The Court also concluded that the DCF analyses of both experts were unreliable measures of CKx’s value. This was based on the uncertainty of the negotiations surrounding the American Idol contract. While acknowledging that all projections involve some level of uncertainty, the Court concluded that “management believed that predicting the outcome of [the American Idol] negotiations would be little more than guesswork.” Because it lacked confidence in the reliability of the cash flow projections under the to-be-negotiated American Idol contract, the Court concluded that a DCF analysis was an inappropriate valuation method for this case. In rejecting the DCF, the Court also reiterated that is has disregarded management projections in the past where: (1) the company’s use of such projections was unprecedented, (2) the projections were created in anticipation of litigation, or (3) the projections were created for the purpose of obtaining benefits outside the company’s ordinary course of business.

Because of the absence of comparable companies and transactions and the unreliability of the cash flow projections, the Court relied solely on the merger price as the best and most reliable indication of CKx’s value. Petitioners did not argue that CKx had not been shopped adequately, or that there was not a competitive process for the transaction.
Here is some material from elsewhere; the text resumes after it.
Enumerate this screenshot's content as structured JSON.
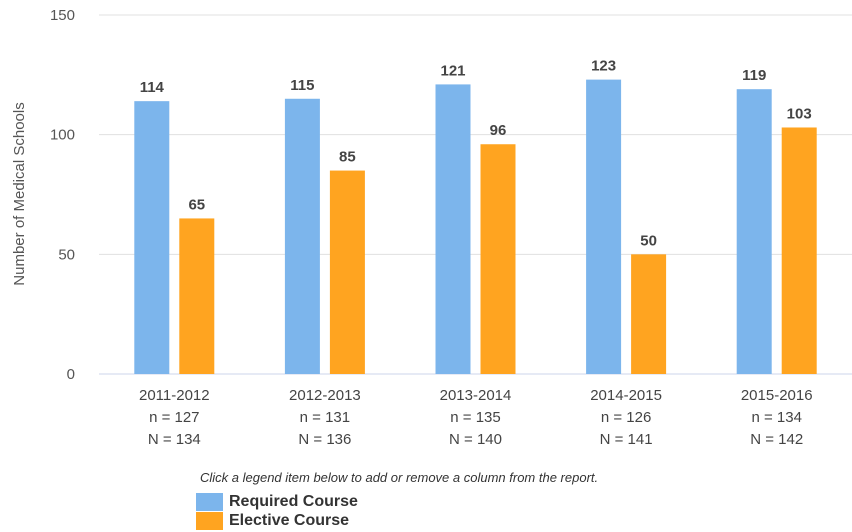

Rather, Petitioners’ counsel had argued in settlement hearings during a class action litigation brought challenging the transaction that CKx had been “shopped more than adequately,” and that “there was a competitive process.”
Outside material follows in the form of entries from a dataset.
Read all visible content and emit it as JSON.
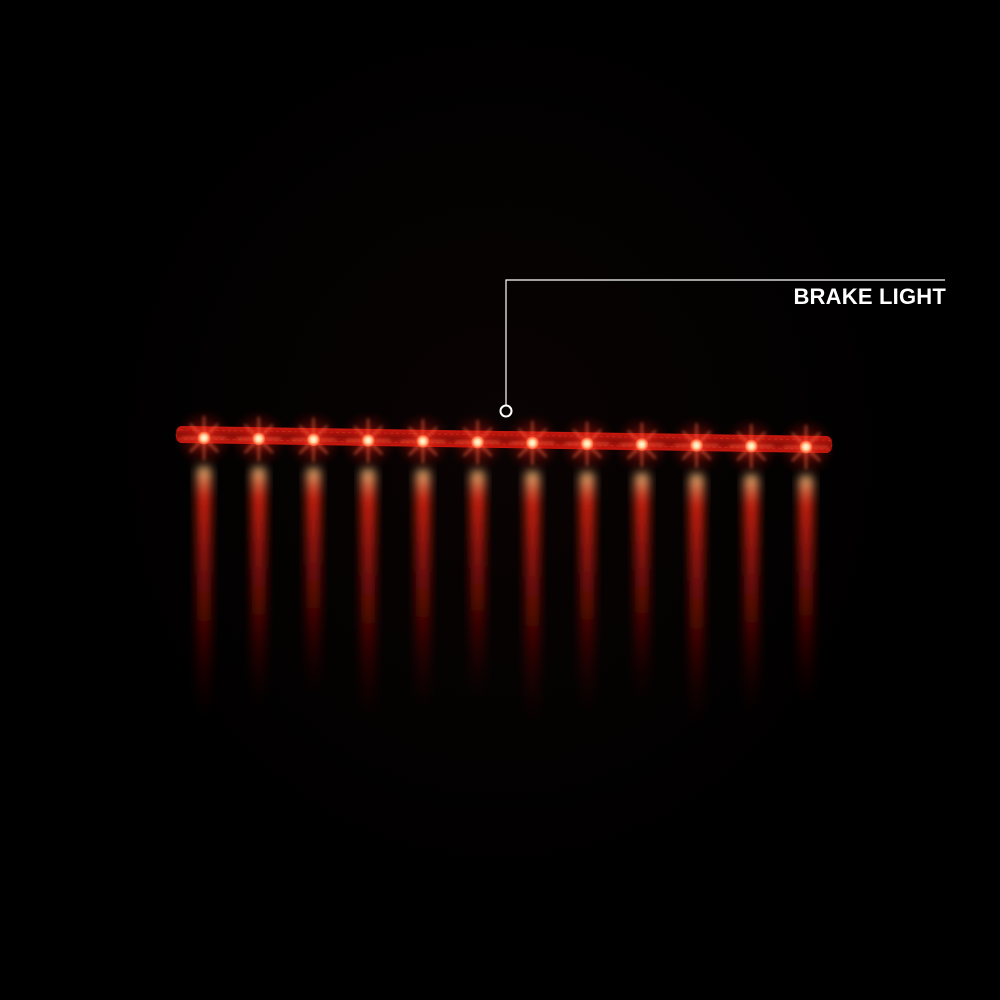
{
  "callout": {
    "label": "BRAKE LIGHT"
  },
  "light_strip": {
    "led_count": 12,
    "led_color": "#ff2a1a",
    "led_core_color": "#fff2c8",
    "strip_color": "#a0120c"
  }
}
Petitioners did argue, however, that based in part on the Supreme Court’s decision in Golden Telecom, merger price is irrelevant in an appraisal context and that the Court is required to give it no weight when determining fair value. However, Vice Chancellor Glasscock interpreted Golden Telecom differently than the Petitioners.

In Golden Telecom, the Supreme Court was asked to reform Delaware appraisal law by imposing a presumption in favor of merger price as evidence of fair value. The Court declined to do so, stating “Requiring the Court of Chancery to defer, conclusively or presumptively, to the merger price…would contravene the unambiguous language of the statute and the reasoned holdings of precedent.” Vice Chancellor Glasscock stated that the Court of Chancery has a statutory mandate to consider “all relevant factors” as part of the appraisal proceeding, and the Supreme Court declined to impose a presumption systematically favoring one factor (merger price) over the others. Vice Chancellor Glasscock states that the Petitioners’ argument- that the merger price of CKx should be ignored- is directly at odds with the rationale of Golden Telecom, which holds that the Court has the obligation to consider all relevant factors.
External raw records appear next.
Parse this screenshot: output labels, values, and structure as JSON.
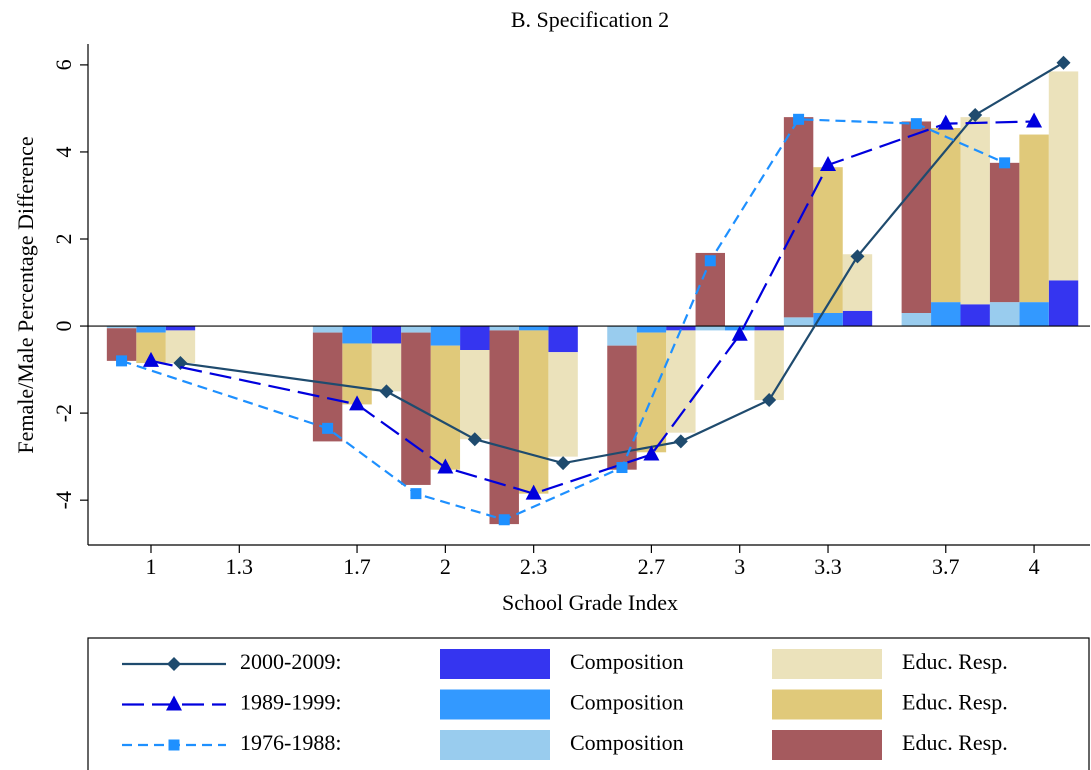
{
  "chart_data": {
    "type": "bar-line",
    "title": "B. Specification 2",
    "ylabel": "Female/Male Percentage Difference",
    "xlabel": "School Grade Index",
    "xlim": [
      0.786,
      4.19
    ],
    "xticks": [
      1,
      1.3,
      1.7,
      2,
      2.3,
      2.7,
      3,
      3.3,
      3.7,
      4
    ],
    "ylim": [
      -5.03,
      6.48
    ],
    "yticks": [
      -4,
      -2,
      0,
      2,
      4,
      6
    ],
    "series": [
      {
        "name": "2000-2009:",
        "color": "#1f4b6e",
        "marker": "diamond",
        "dash": "solid",
        "x": [
          1.1,
          1.8,
          2.1,
          2.4,
          2.8,
          3.1,
          3.4,
          3.8,
          4.1
        ],
        "values": [
          -0.85,
          -1.5,
          -2.6,
          -3.15,
          -2.65,
          -1.7,
          1.6,
          4.85,
          6.05
        ],
        "bars": [
          {
            "name": "Composition",
            "color": "#3535f0",
            "values": [
              -0.1,
              -0.4,
              -0.55,
              -0.6,
              -0.1,
              -0.1,
              0.35,
              0.5,
              1.05
            ]
          },
          {
            "name": "Educ. Resp.",
            "color": "#ebe2bb",
            "values": [
              -0.75,
              -1.1,
              -2.05,
              -2.4,
              -2.35,
              -1.6,
              1.3,
              4.3,
              4.8
            ]
          }
        ]
      },
      {
        "name": "1989-1999:",
        "color": "#0000dd",
        "marker": "triangle",
        "dash": "long",
        "x": [
          1,
          1.7,
          2,
          2.3,
          2.7,
          3,
          3.3,
          3.7,
          4
        ],
        "values": [
          -0.8,
          -1.8,
          -3.25,
          -3.85,
          -2.95,
          -0.2,
          3.7,
          4.65,
          4.7
        ],
        "bars": [
          {
            "name": "Composition",
            "color": "#3399ff",
            "values": [
              -0.15,
              -0.4,
              -0.45,
              -0.1,
              -0.15,
              -0.1,
              0.3,
              0.55,
              0.55
            ]
          },
          {
            "name": "Educ. Resp.",
            "color": "#e0c97a",
            "values": [
              -0.7,
              -1.4,
              -2.85,
              -3.75,
              -2.75,
              0,
              3.35,
              4.0,
              3.85
            ]
          }
        ]
      },
      {
        "name": "1976-1988:",
        "color": "#1e90ff",
        "marker": "square",
        "dash": "short",
        "x": [
          0.9,
          1.6,
          1.9,
          2.2,
          2.6,
          2.9,
          3.2,
          3.6,
          3.9
        ],
        "values": [
          -0.8,
          -2.35,
          -3.85,
          -4.45,
          -3.25,
          1.5,
          4.75,
          4.65,
          3.75
        ],
        "bars": [
          {
            "name": "Composition",
            "color": "#99ccee",
            "values": [
              -0.05,
              -0.15,
              -0.15,
              -0.1,
              -0.45,
              -0.1,
              0.2,
              0.3,
              0.55
            ]
          },
          {
            "name": "Educ. Resp.",
            "color": "#a55a5e",
            "values": [
              -0.75,
              -2.5,
              -3.5,
              -4.45,
              -2.85,
              1.68,
              4.6,
              4.4,
              3.2
            ]
          }
        ]
      }
    ]
  }
}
Finally, the Court left the door open to reduce fair value below the merger price if any synergies existed. The Court stated that while the evidence admitted suggested that there were few, if any, synergies for Apollo in the transaction, parties could provide additional evidence on this limited issue. As most followers of Delaware appraisal actions are familiar with, the objective of an appraisal case in Delaware is to determine the going-concern value of the target company’s equity, without regard to any synergies from a proposed transaction.